Now, suddenly, we have a new turn in this evolution of Pakistan’s self-reckoning exercise where the demands and conditions of FATF are concerned. We are told by Hammad Azhar, the minister directly tasked with coordinating the implementation of the action plans as well as presenting Pakistan’s case before the global watchdog, that grey listing is likely to continue all through next year since more than one action plan has to be completed — one of which is due to be evaluated next October. But then, he reverted to the comforting presentation of “partial compliance on 22 of the 27 points” in the action plan due for evaluation in February. There is no longer any point in putting a smiley face on the realities that Pakistan is facing on the FATF front, and it is high time the authorities told us exactly what is going on. The truth is that Pakistan is having a difficult time complying with the terms of its own action plan, and long after the expiration of its deadline for completion, it can at best report “partial compliance” on most actionable items. The journey of denial needs to end soon so that the truth can be told in clear, unambiguous words.
Polio persists
EXPLOSIVE revelations in a recent investigation into Pakistan’s polio programme by The Guardian have rattled the trust of many. Citing unnamed sources and a member of the polio eradication programme, the investigation alleged there was a re-emergence of the P2 virus in the population, possibly through an ill-administered vaccine. Furthermore, the article claimed, efforts were made to cover up this disturbing new development, while a furtive vaccine programme was planned to target the outbreak of the P2 virus this month. Presently, Pakistan uses P1 and P3 vaccines, as the P2 virus was thought to have been eradicated in 2014. The special assistant to the prime minister on health issued a statement denying these very serious allegations, but also confirmed there were seven new cases of vaccine-derived P2, after The Guardian story created a storm. He mentioned that the resurgence of the vaccine-derived P2 virus was not unique to Pakistan, as similar outbreaks were witnessed in countries that had long been declared polio-free. While there has indeed been a resurgence of the vaccine-derived P2 in some countries over the past two years, this cannot be accepted as a valid excuse.
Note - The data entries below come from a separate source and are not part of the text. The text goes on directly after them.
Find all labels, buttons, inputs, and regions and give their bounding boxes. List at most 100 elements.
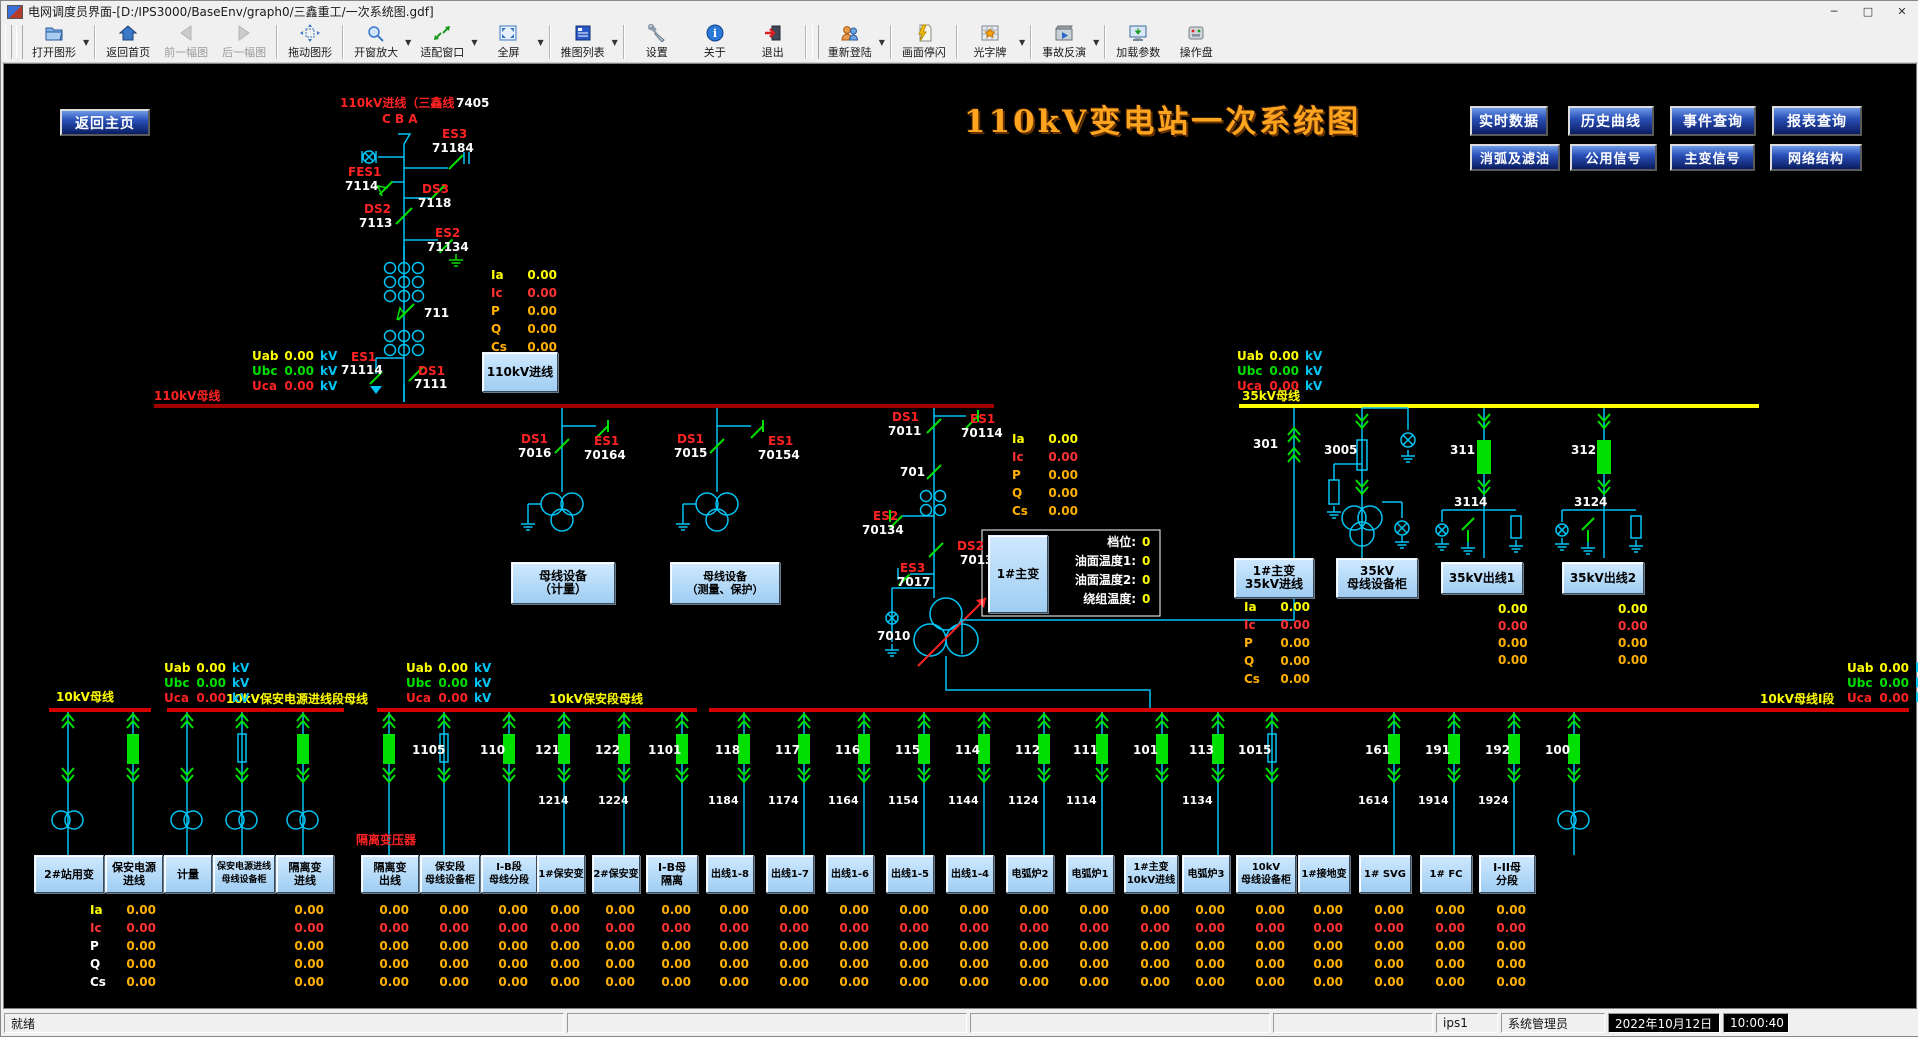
dropdown-arrow-icon[interactable]: ▼ [1019,38,1025,47]
bottom-meas-value: 0.00 [889,921,929,935]
bottom-button-12[interactable]: 出线1-8 [706,855,754,893]
bottom-button-10[interactable]: 2#保安变 [592,855,640,893]
nav-button-4-row2[interactable]: 网络结构 [1770,144,1862,171]
dropdown-arrow-icon[interactable]: ▼ [405,38,411,47]
toolbar-button-settings[interactable]: 设置 [628,21,686,63]
toolbar-button-home[interactable]: 返回首页 [99,21,157,63]
minimize-button[interactable]: ─ [1817,1,1851,22]
bottom-button-20[interactable]: 电弧炉3 [1182,855,1230,893]
btn-35kv-main-in[interactable]: 1#主变35kV进线 [1234,558,1314,598]
bottom-meas-value: 0.00 [429,939,469,953]
dropdown-arrow-icon[interactable]: ▼ [879,38,885,47]
nav-button-3-row2[interactable]: 主变信号 [1670,144,1755,171]
btn-35kv-busdev[interactable]: 35kV母线设备柜 [1336,558,1418,598]
btn-busdev-metering[interactable]: 母线设备（计量） [511,562,615,604]
toolbar-button-pan[interactable]: 拖动图形 [281,21,339,63]
feeder-number-100: 100 [1545,744,1570,757]
bottom-meas-value: 0.00 [1364,957,1404,971]
btn-busdev-protect[interactable]: 母线设备（测量、保护） [670,562,780,604]
toolbar-button-exit[interactable]: 退出 [744,21,802,63]
nav-button-2-row2[interactable]: 公用信号 [1570,144,1657,171]
toolbar-button-relogin[interactable]: 重新登陆 [821,21,879,63]
maximize-button[interactable]: □ [1851,1,1885,22]
nav-button-3-row1[interactable]: 事件查询 [1670,106,1756,136]
bottom-button-11[interactable]: I-B母隔离 [646,855,698,893]
toolbar-button-zoom-window[interactable]: 开窗放大 [347,21,405,63]
dropdown-arrow-icon[interactable]: ▼ [1093,38,1099,47]
btn-35kv-out2[interactable]: 35kV出线2 [1562,562,1644,594]
toolbar-button-light-board[interactable]: 光字牌 [961,21,1019,63]
toolbar-button-stop-flash[interactable]: 画面停闪 [895,21,953,63]
toolbar-button-replay[interactable]: 事故反演 [1035,21,1093,63]
meas-110kv-line-value-Ic: 0.00 [517,286,557,300]
breaker-35kv[interactable] [1597,440,1611,474]
volt-10kv-baoan-in-label-Ubc: Ubc [164,676,189,690]
status-ready: 就绪 [4,1013,564,1033]
breaker-10kv[interactable] [383,734,395,764]
bottom-button-8[interactable]: I-B段母线分段 [481,855,537,893]
bottom-button-17[interactable]: 电弧炉2 [1006,855,1054,893]
dropdown-arrow-icon[interactable]: ▼ [612,38,618,47]
bottom-button-9[interactable]: 1#保安变 [537,855,585,893]
toolbar-button-fullscreen[interactable]: 全屏 [479,21,537,63]
sld-label: 7114 [345,180,378,193]
breaker-10kv[interactable] [127,734,139,764]
feeder-number-1015: 1015 [1238,744,1271,757]
bottom-meas-value: 0.00 [284,957,324,971]
bottom-button-3[interactable]: 计量 [164,855,212,893]
bottom-button-13[interactable]: 出线1-7 [766,855,814,893]
bottom-button-21[interactable]: 10kV母线设备柜 [1236,855,1296,893]
breaker-35kv[interactable] [1477,440,1491,474]
meas-35kv-in-label-Ia: Ia [1244,600,1257,614]
dropdown-arrow-icon[interactable]: ▼ [83,38,89,47]
button-line: 进线 [294,874,316,887]
bottom-button-2[interactable]: 保安电源进线 [105,855,163,893]
nav-button-1-row1[interactable]: 实时数据 [1470,106,1548,136]
volt-110kv-unit: kV [320,379,337,393]
btn-main-transformer-1[interactable]: 1#主变 [988,535,1048,613]
sld-label: 71184 [432,142,474,155]
feeder-subnumber-1924: 1924 [1478,794,1509,807]
bottom-button-18[interactable]: 电弧炉1 [1066,855,1114,893]
bottom-button-6[interactable]: 隔离变出线 [361,855,419,893]
bottom-button-15[interactable]: 出线1-5 [886,855,934,893]
bottom-meas-value: 0.00 [709,903,749,917]
bottom-meas-value: 0.00 [488,975,528,989]
toolbar-button-open-graphic[interactable]: 打开图形 [25,21,83,63]
bottom-meas-value: 0.00 [1364,903,1404,917]
bottom-button-25[interactable]: I-II母分段 [1479,855,1535,893]
btn-35kv-out1[interactable]: 35kV出线1 [1441,562,1523,594]
close-button[interactable]: ✕ [1885,1,1918,22]
bottom-button-14[interactable]: 出线1-6 [826,855,874,893]
bottom-meas-value: 0.00 [1069,921,1109,935]
bottom-meas-value: 0.00 [651,921,691,935]
nav-button-4-row1[interactable]: 报表查询 [1772,106,1862,136]
bottom-button-23[interactable]: 1# SVG [1359,855,1411,893]
bottom-button-19[interactable]: 1#主变10kV进线 [1124,855,1178,893]
dropdown-arrow-icon[interactable]: ▼ [471,38,477,47]
toolbar-button-load-params[interactable]: 加载参数 [1109,21,1167,63]
breaker-10kv[interactable] [297,734,309,764]
toolbar-button-push-list[interactable]: 推图列表 [554,21,612,63]
pan-icon [300,23,320,43]
meas-110kv-line-label-Q: Q [491,322,501,336]
bus-10kv-baoan-in [167,708,344,712]
bottom-button-5[interactable]: 隔离变进线 [276,855,334,893]
bottom-button-22[interactable]: 1#接地变 [1298,855,1350,893]
toolbar-button-fit-window[interactable]: 适配窗口 [413,21,471,63]
bottom-meas-value: 0.00 [709,975,749,989]
toolbar-button-operation-panel[interactable]: 操作盘 [1167,21,1225,63]
bottom-button-7[interactable]: 保安段母线设备柜 [420,855,480,893]
bottom-button-24[interactable]: 1# FC [1420,855,1472,893]
btn-110kv-incoming[interactable]: 110kV进线 [482,352,558,392]
toolbar-button-about[interactable]: i关于 [686,21,744,63]
transformer-param-label: 油面温度1: [1050,555,1136,568]
bottom-button-1[interactable]: 2#站用变 [34,855,104,893]
home-button[interactable]: 返回主页 [60,109,150,136]
dropdown-arrow-icon[interactable]: ▼ [537,38,543,47]
bottom-button-16[interactable]: 出线1-4 [946,855,994,893]
zoom-window-icon [366,23,386,43]
bottom-button-4[interactable]: 保安电源进线母线设备柜 [213,855,275,893]
nav-button-1-row2[interactable]: 消弧及滤油 [1470,144,1560,171]
nav-button-2-row1[interactable]: 历史曲线 [1568,106,1654,136]
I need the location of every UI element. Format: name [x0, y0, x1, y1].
There is a need for greater transparency, accountability, and perhaps an official investigation. One cannot help but question the former and present leadership of the polio programme, at a time when there has been a massive spike in the number of new cases in the country. Pakistan has the misfortune of being one of three countries in the world that are yet to be declared polio-free. In 2017, there were eight cases of polio recorded in the country. In 2018, this figure rose to 12. As of writing this editorial, three more cases have been reported, increasing the number of new polio cases to 80 this year. Pakistan’s polio vaccination efforts have battled religious militancy and misinformation. It would be a tragedy if they failed due to the ineptitude of those overseeing the programme.